Shi-Shan Yu received his Ph.D. degree in 1993. He has worked as a professor at the Institute of Materia Medica, Chinese Academy of Medical Sciences and Peking Union Medical College. His research interests focus on bioactive substance from toxic natural medicines. He has published more than 60 scientific papers in top peer-reviewed journals.

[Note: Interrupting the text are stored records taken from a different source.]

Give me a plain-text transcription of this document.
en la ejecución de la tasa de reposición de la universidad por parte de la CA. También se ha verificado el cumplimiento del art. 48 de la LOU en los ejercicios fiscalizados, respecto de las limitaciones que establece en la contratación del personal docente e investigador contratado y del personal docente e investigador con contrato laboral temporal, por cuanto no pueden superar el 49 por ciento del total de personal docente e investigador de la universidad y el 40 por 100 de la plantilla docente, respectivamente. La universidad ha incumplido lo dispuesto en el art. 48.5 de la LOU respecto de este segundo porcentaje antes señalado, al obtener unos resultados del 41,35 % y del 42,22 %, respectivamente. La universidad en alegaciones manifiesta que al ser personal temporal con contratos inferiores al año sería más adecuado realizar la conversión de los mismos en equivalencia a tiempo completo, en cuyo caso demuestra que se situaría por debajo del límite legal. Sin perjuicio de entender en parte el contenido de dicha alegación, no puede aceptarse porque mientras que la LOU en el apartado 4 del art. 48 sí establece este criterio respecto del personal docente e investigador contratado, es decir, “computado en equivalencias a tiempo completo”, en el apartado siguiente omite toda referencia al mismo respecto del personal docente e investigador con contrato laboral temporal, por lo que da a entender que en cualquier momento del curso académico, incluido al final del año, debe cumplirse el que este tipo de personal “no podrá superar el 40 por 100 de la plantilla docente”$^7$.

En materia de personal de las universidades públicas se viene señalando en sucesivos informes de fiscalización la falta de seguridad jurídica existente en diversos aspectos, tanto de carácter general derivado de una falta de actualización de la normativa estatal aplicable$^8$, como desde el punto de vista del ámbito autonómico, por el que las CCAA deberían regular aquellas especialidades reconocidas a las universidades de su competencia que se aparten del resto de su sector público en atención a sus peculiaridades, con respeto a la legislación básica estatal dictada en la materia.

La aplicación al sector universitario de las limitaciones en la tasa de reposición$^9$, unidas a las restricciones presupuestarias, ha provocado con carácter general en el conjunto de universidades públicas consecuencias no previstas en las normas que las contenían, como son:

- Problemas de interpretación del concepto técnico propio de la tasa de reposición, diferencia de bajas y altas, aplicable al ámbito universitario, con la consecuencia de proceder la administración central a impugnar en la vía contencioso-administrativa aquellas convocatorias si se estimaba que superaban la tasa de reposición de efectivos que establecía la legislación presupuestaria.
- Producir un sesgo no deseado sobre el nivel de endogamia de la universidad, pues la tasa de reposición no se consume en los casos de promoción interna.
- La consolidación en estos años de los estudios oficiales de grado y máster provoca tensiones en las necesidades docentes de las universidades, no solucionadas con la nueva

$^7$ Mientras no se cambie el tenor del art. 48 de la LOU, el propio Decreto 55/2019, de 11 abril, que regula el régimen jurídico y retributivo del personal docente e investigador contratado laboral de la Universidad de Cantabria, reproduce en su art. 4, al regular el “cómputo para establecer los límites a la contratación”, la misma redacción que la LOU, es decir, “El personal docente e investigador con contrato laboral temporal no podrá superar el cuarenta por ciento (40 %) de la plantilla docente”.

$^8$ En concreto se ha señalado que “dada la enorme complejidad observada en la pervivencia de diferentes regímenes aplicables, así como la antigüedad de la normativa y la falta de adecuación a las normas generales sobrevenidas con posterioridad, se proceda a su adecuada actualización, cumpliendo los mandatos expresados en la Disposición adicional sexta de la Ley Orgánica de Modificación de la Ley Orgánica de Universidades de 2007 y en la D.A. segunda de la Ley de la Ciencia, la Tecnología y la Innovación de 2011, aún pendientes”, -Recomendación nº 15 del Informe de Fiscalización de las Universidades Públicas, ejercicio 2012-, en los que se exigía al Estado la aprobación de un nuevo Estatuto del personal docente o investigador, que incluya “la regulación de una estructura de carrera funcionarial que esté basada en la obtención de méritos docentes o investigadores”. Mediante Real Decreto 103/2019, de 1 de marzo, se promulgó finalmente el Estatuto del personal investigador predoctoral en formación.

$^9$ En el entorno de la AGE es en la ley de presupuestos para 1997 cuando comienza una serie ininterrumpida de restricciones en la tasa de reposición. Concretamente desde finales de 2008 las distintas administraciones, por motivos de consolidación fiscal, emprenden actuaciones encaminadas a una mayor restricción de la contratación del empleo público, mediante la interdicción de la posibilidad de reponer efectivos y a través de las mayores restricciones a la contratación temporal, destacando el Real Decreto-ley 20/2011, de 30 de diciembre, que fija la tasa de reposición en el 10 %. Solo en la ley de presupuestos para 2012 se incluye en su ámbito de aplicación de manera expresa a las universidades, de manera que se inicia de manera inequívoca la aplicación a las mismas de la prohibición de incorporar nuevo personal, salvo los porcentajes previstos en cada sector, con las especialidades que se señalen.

Kuo-Hsiung Lee received his B.S. in pharmacy from Kaohsiung Medical University, Taiwan (1961), M.S. in pharmaceutical chemistry from Kyoto University, Japan (1965), and Ph.D. in medicinal chemistry from University of Minnesota, Minneapolis (1968). He joined the faculty of UNC Eshelman School of Pharmacy, University of North Carolina-Chapel Hill, in 1970 and is now Kenan Distinguished Professor of Medicinal Chemistry and Director of the Natural Products Research Laboratories. He has published over 940 research articles, has been granted over 121 patents, and has received numerous awards, including the Third Cheung On Tak International Award for Outstanding Achievement in Chinese Medicine from Hong Kong Baptist University in 2016.